Bahrain–Yemen relations
- Bahrain: Yemen

= Bahrain–Yemen relations =

Bilateral relations exist between the Kingdom of Bahrain of and the Republic of Yemen. Both Bahrain and Yemen were part of the Persian Empire, and later the Umayyad and Abbasid caliphates. Yemen has an embassy in Manama. Bahrain has an embassy in Sana'a.

==History==
Extended to the field of health through the signing of a memorandum of understanding on health cooperation in November 1999 and then spread to the side of the cultural and media under the signature of the Convention on Media Exchange in September 2002 and the other took place in October for cooperation in the field of technical and vocational education, and we can say that the relations bilateral between Yemen and Bahrain is still characterized by generalized Although originality and authenticity there is still a lot in front of the two countries to activate their relations in various areas.

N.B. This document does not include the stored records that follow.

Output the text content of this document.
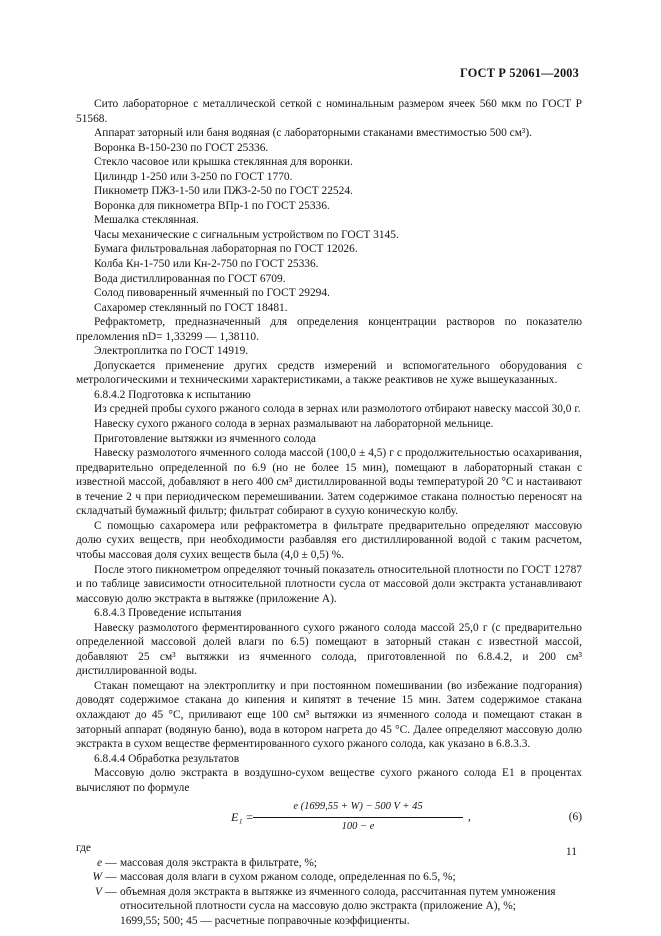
ГОСТ Р 52061—2003

Сито лабораторное с металлической сеткой с номинальным размером ячеек 560 мкм по ГОСТ Р 51568.

Аппарат заторный или баня водяная (с лабораторными стаканами вместимостью 500 см³).

Воронка В-150-230 по ГОСТ 25336.

Стекло часовое или крышка стеклянная для воронки.

Цилиндр 1-250 или 3-250 по ГОСТ 1770.

Пикнометр ПЖЗ-1-50 или ПЖЗ-2-50 по ГОСТ 22524.

Воронка для пикнометра ВПр-1 по ГОСТ 25336.

Мешалка стеклянная.

Часы механические с сигнальным устройством по ГОСТ 3145.

Бумага фильтровальная лабораторная по ГОСТ 12026.

Колба Кн-1-750 или Кн-2-750 по ГОСТ 25336.

Вода дистиллированная по ГОСТ 6709.

Солод пивоваренный ячменный по ГОСТ 29294.

Сахаромер стеклянный по ГОСТ 18481.

Рефрактометр, предназначенный для определения концентрации растворов по показателю преломления nD= 1,33299 — 1,38110.

Электроплитка по ГОСТ 14919.

Допускается применение других средств измерений и вспомогательного оборудования с метрологическими и техническими характеристиками, а также реактивов не хуже вышеуказанных.

6.8.4.2 Подготовка к испытанию

Из средней пробы сухого ржаного солода в зернах или размолотого отбирают навеску массой 30,0 г.

Навеску сухого ржаного солода в зернах размалывают на лабораторной мельнице.

Приготовление вытяжки из ячменного солода

Навеску размолотого ячменного солода массой (100,0 ± 4,5) г с продолжительностью осахаривания, предварительно определенной по 6.9 (но не более 15 мин), помещают в лабораторный стакан с известной массой, добавляют в него 400 см³ дистиллированной воды температурой 20 °С и настаивают в течение 2 ч при периодическом перемешивании. Затем содержимое стакана полностью переносят на складчатый бумажный фильтр; фильтрат собирают в сухую коническую колбу.

С помощью сахаромера или рефрактометра в фильтрате предварительно определяют массовую долю сухих веществ, при необходимости разбавляя его дистиллированной водой с таким расчетом, чтобы массовая доля сухих веществ была (4,0 ± 0,5) %.

После этого пикнометром определяют точный показатель относительной плотности по ГОСТ 12787 и по таблице зависимости относительной плотности сусла от массовой доли экстракта устанавливают массовую долю экстракта в вытяжке (приложение А).

6.8.4.3 Проведение испытания

Навеску размолотого ферментированного сухого ржаного солода массой 25,0 г (с предварительно определенной массовой долей влаги по 6.5) помещают в заторный стакан с известной массой, добавляют 25 см³ вытяжки из ячменного солода, приготовленной по 6.8.4.2, и 200 см³ дистиллированной воды.

Стакан помещают на электроплитку и при постоянном помешивании (во избежание подгорания) доводят содержимое стакана до кипения и кипятят в течение 15 мин. Затем содержимое стакана охлаждают до 45 °С, приливают еще 100 см³ вытяжки из ячменного солода и помещают стакан в заторный аппарат (водяную баню), вода в котором нагрета до 45 °С. Далее определяют массовую долю экстракта в сухом веществе ферментированного сухого ржаного солода, как указано в 6.8.3.3.

6.8.4.4 Обработка результатов

Массовую долю экстракта в воздушно-сухом веществе сухого ржаного солода E1 в процентах вычисляют по формуле

$E_1 = \frac{e (1699,55 + W) - 500 V + 45}{100 - e}$ ,	(6)
где
e — массовая доля экстракта в фильтрате, %;
W — массовая доля влаги в сухом ржаном солоде, определенная по 6.5, %;
V — объемная доля экстракта в вытяжке из ячменного солода, рассчитанная путем умножения относительной плотности сусла на массовую долю экстракта (приложение А), %;

1699,55; 500; 45 — расчетные поправочные коэффициенты.

11
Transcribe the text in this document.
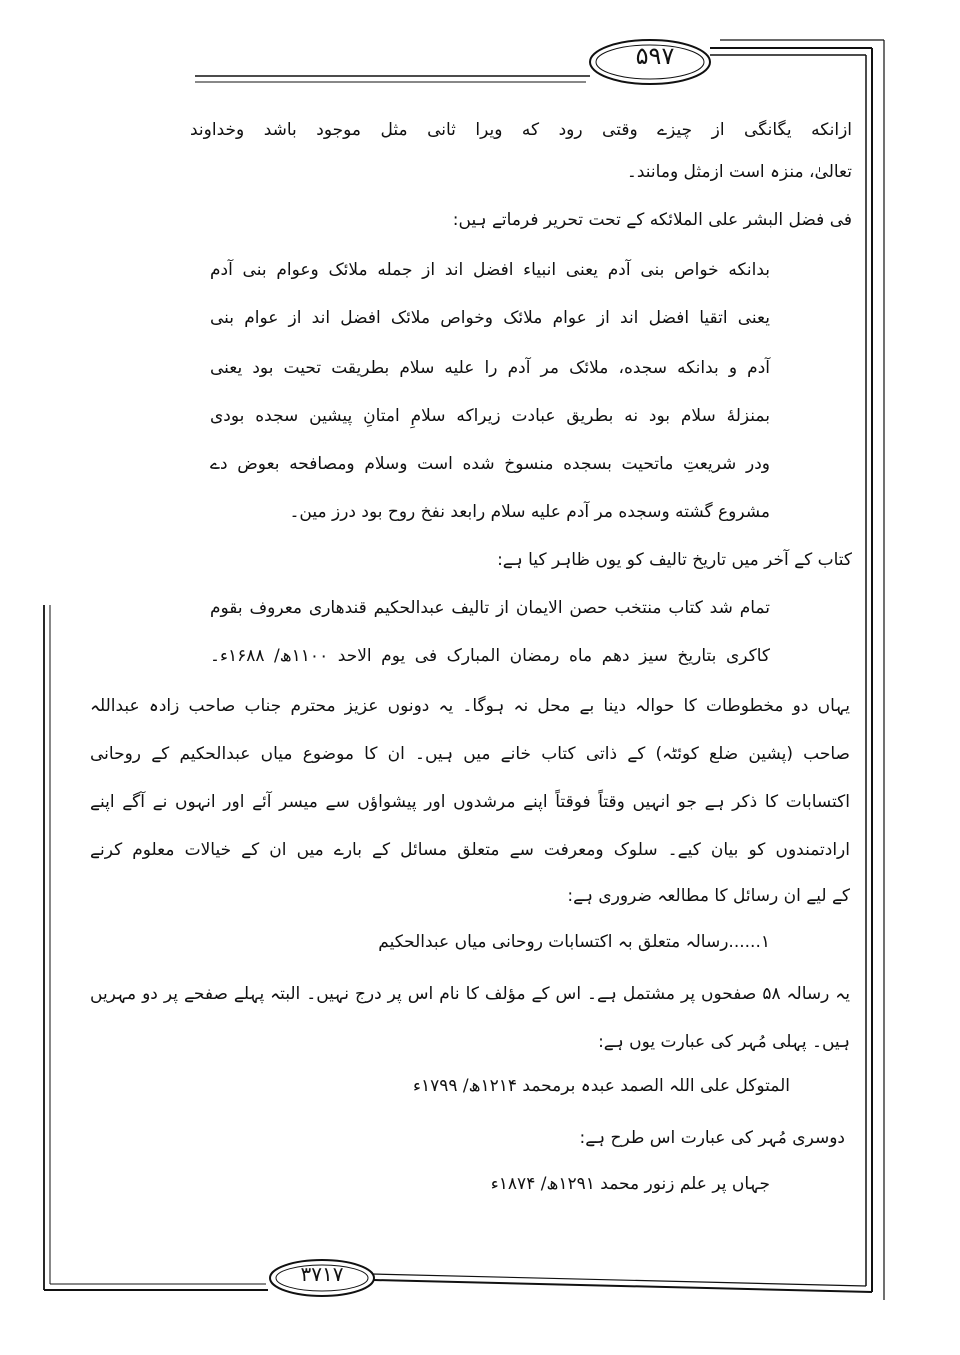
۵۹۷
۳۷۱۷
ازانکه یگانگی از چیزے وقتی رود که ویرا ثانی مثل موجود باشد وخداوند
تعالیٰ، منزہ است ازمثل ومانند۔
فی فضل البشر علی الملائکه کے تحت تحریر فرماتے ہیں:
بدانکه خواص بنی آدم یعنی انبیاء افضل اند از جمله ملائک وعوام بنی آدم
یعنی اتقیا افضل اند از عوام ملائک وخواص ملائک افضل اند از عوام بنی
آدم و بدانکه سجده، ملائک مر آدم را علیه سلام بطریقت تحیت بود یعنی
بمنزلهٔ سلام بود نه بطریق عبادت زیراکه سلامِ امتانِ پیشین سجده بودی
ودر شریعتِ ماتحیت بسجده منسوخ شده است وسلام ومصافحه بعوض دے
مشروع گشته وسجده مر آدم علیه سلام رابعد نفخ روح بود درز مین۔
کتاب کے آخر میں تاریخ تالیف کو یوں ظاہر کیا ہے:
تمام شد کتاب منتخب حصن الایمان از تالیف عبدالحکیم قندهاری معروف بقوم
کاکری بتاریخ سیز دهم ماه رمضان المبارک فی یوم الاحد ۱۱۰۰ھ/ ۱۶۸۸ء۔
یہاں دو مخطوطات کا حوالہ دینا بے محل نہ ہوگا۔ یہ دونوں عزیز محترم جناب صاحب زادہ عبداللہ
صاحب (پشین ضلع کوئٹہ) کے ذاتی کتاب خانے میں ہیں۔ ان کا موضوع میاں عبدالحکیم کے روحانی
اکتسابات کا ذکر ہے جو انہیں وقتاً فوقتاً اپنے مرشدوں اور پیشواؤں سے میسر آئے اور انہوں نے آگے اپنے
ارادتمندوں کو بیان کیے۔ سلوک ومعرفت سے متعلق مسائل کے بارے میں ان کے خیالات معلوم کرنے
کے لیے ان رسائل کا مطالعہ ضروری ہے:
۱......رسالہ متعلق بہ اکتسابات روحانی میاں عبدالحکیم
یہ رسالہ ۵۸ صفحوں پر مشتمل ہے۔ اس کے مؤلف کا نام اس پر درج نہیں۔ البتہ پہلے صفحے پر دو مہریں
ہیں۔ پہلی مُہر کی عبارت یوں ہے:
المتوکل علی اللہ الصمد عبدہ برمحمد ۱۲۱۴ھ/ ۱۷۹۹ء
دوسری مُہر کی عبارت اس طرح ہے:
جہاں پر علم زنور محمد ۱۲۹۱ھ/ ۱۸۷۴ء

===Economic cooperation===
Limited relationship to the limited cooperation in the field of trade in 1979 and spread to the political sphere after the establishment of the Yemeni unity - specifically in 1994 - and became its significance realism since 1997 and have become a trade more sophisticated establishment of a joint bank between the two countries and the establishment of a company to market and to support the Yemeni exports and the signing of the convention on the tax-exempt mutual in November 1998.

===2024 Missile attacks===
In the 2024, Bahrain, the US and other Western countries took part in the 2024 missile strikes in Yemen.